A Portuguese Artist’s Chilled Tomato Soup


In “One Good Meal,” we ask cooking-inclined creative people to share the story behind a favorite dish they actually make and eat at home on a regular basis — and not just when they’re trying to impress.

When summer hits the Iberian Peninsula, everyone starts eating cold tomato soup. Spaniards, of course, prepare gazpacho — the pinkish purée that’s often served smooth enough to be drunk like a shot. Meanwhile, across the border, the Portuguese make arjamolho, which is essentially gazpacho’s fraternal twin. The key difference is the texture, arjamolho’s being similar to a that of a chunky salsa; it’s a rustic dish often served alongside other local staples such as grilled sardines. But for the 28-year-old textile artist Vanessa Barragão, a native of the seaside Algarve region of southern Portugal, arjamolho is the main course. “It’s like a soup,” she says, “but at the same time a salad.”

Over the past four years, Barragão — a trained fashion designer who realized, while receiving her master’s degree in fashion design at Lisbon University, that she didn’t want to make garments after all — has become one of her country’s most in-demand young artists. “I decided, ‘O.K., this is not for clothes but mostly to put on the wall,’” she recalls. Her work since then has focused on tapestries and rugs, which she makes using materials discarded from textile-industry factories. For her tapestries, she works atop a jute canvas, applying the threads via latch hook, needle felt, macramé and crochet until they resemble the vibrant, varied landscape of a coral reef. Her signature piece thus far is also a map of the world; it hangs, at more than six feet high and nearly 20 feet long, in London’s Heathrow Airport and took Barragão five months to complete. She’s currently finishing another large tapestry for the 3HB Hotel, soon to open in the Portuguese city of Faro, just down the shore from Albufeira, where she was born and recently returned. “I had 10 years living out of here,” she says from her light-filled studio near the coast. “I lived in Lisbon and then I decided to go to Porto and then thought, ‘I’m done.’” Her reasons for going back were simple: Less traffic. More time to work. Sunny weather. “I can walk everywhere,” she says. “I have the beach. It’s a better life.”

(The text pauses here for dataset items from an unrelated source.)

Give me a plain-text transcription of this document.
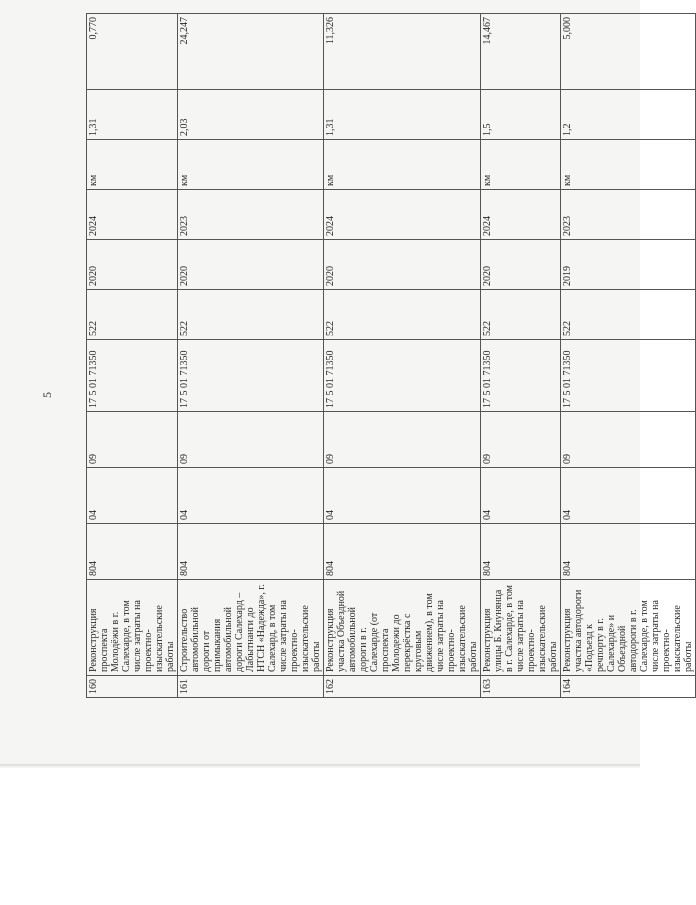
5
160	Реконструкция проспекта Молодёжи в г. Салехарде, в том числе затраты на проектно-изыскательские работы	804	04	09	17 5 01 71350	522	2020	2024	км	1,31	0,770
161	Строительство автомобильной дороги от примыкания автомобильной дороги Салехард – Лабытнанги до НТСН «Надежда», г. Салехард, в том числе затраты на проектно-изыскательские работы	804	04	09	17 5 01 71350	522	2020	2023	км	2,03	24,247
162	Реконструкция участка Объездной автомобильной дороги в г. Салехарде (от проспекта Молодежи до перекрёстка с круговым движением), в том числе затраты на проектно-изыскательские работы	804	04	09	17 5 01 71350	522	2020	2024	км	1,31	11,326
163	Реконструкция улицы Б. Кнунянца в г. Салехарде, в том числе затраты на проектно-изыскательские работы	804	04	09	17 5 01 71350	522	2020	2024	км	1,5	14,467
164	Реконструкция участка автодороги «Подъезд к речпорту в г. Салехарде» и Объездной автодороги в г. Салехарде, в том числе затраты на проектно-изыскательские работы	804	04	09	17 5 01 71350	522	2019	2023	км	1,2	5,000
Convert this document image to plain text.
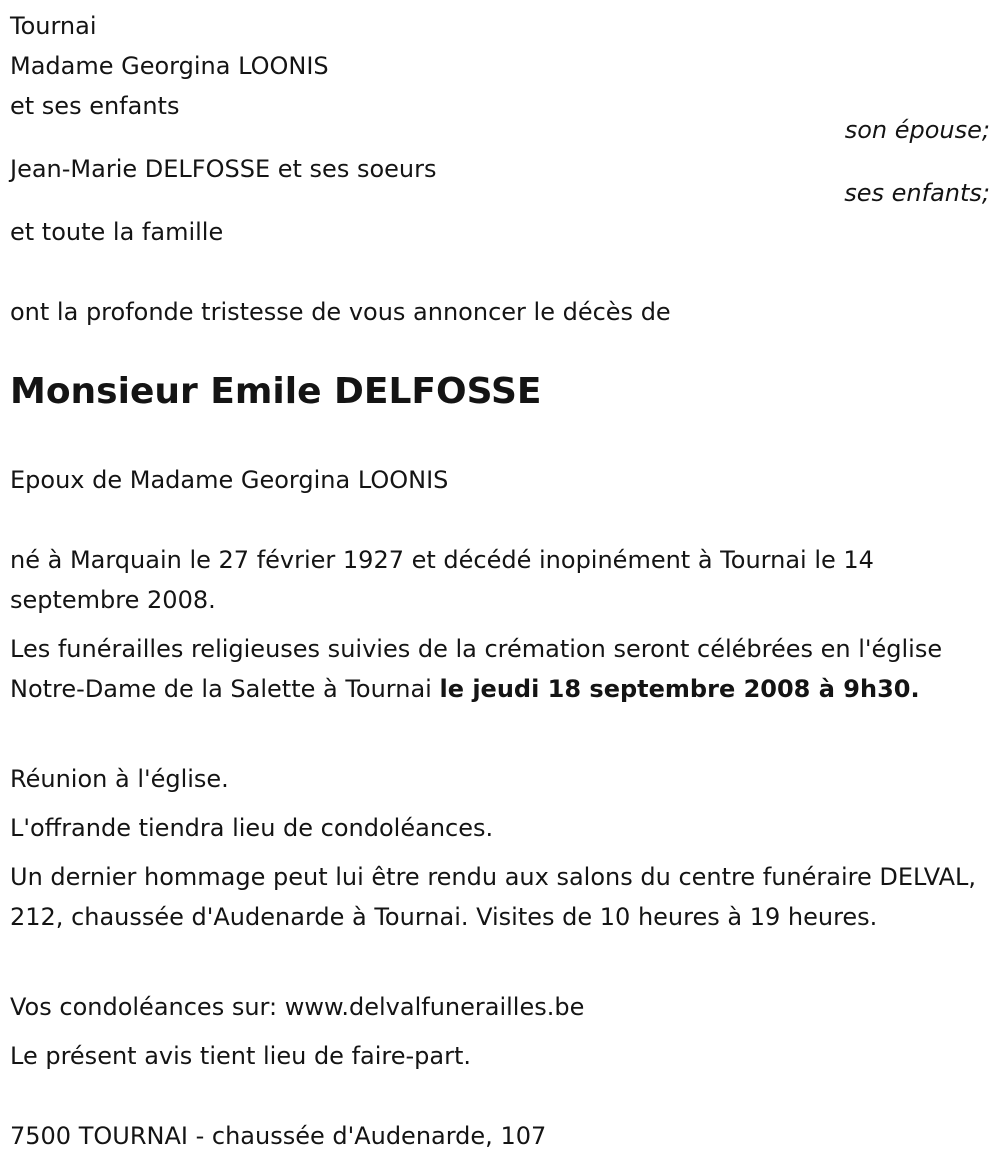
Tournai
Madame Georgina LOONIS
et ses enfants
son épouse;
Jean-Marie DELFOSSE et ses soeurs
ses enfants;
et toute la famille
ont la profonde tristesse de vous annoncer le décès de
Monsieur Emile DELFOSSE
Epoux de Madame Georgina LOONIS
né à Marquain le 27 février 1927 et décédé inopinément à Tournai le 14 septembre 2008.
Les funérailles religieuses suivies de la crémation seront célébrées en l'église Notre-Dame de la Salette à Tournai le jeudi 18 septembre 2008 à 9h30.
Réunion à l'église.
L'offrande tiendra lieu de condoléances.
Un dernier hommage peut lui être rendu aux salons du centre funéraire DELVAL, 212, chaussée d'Audenarde à Tournai. Visites de 10 heures à 19 heures.
Vos condoléances sur: www.delvalfunerailles.be
Le présent avis tient lieu de faire-part.
7500 TOURNAI - chaussée d'Audenarde, 107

She also has her family; her mother and grandmothers have worked alongside her on artworks, as has her younger sister Telma, who manages Barragão’s studio. (Telma also grows tomatoes, which proves especially useful during arjamolho season.) Barragão has realized that she doesn’t need the big city in order to do her work — “Instagram is the main way people find me,” she says — and with a schedule booked more than a year in advance, she’s hardly hurting for clients. In a moment of worldwide hunkering down, she has found what so many of us seek: success and tranquillity, close to home.

  • 5 ripe tomatoes, peeled and diced

  • 1 onion, minced

  • 2 garlic cloves, minced

  • Cucumber, minced (optional)

  • 3 tablespoons olive oil

  • 3 tablespoons vinegar

  • 1 tablespoon salt

  • Oregano (to taste)

  • 1 loaf stale sourdough bread, cut into one-inch cubes

1. Place cut tomatoes in a large bowl, followed by the onion, garlic and (if using) cucumber. Lightly mash together with your hand. Season with oil, vinegar, oregano and salt. Taste and adjust if needed.

2. Pour about four cups cold water into the bowl until it has the consistency of a light soup. Stir. Taste again to check the seasoning.

3. Serve with the bread cubes, stirring them in like croutons. The goal is to have a chunky texture without letting the bread get too soggy.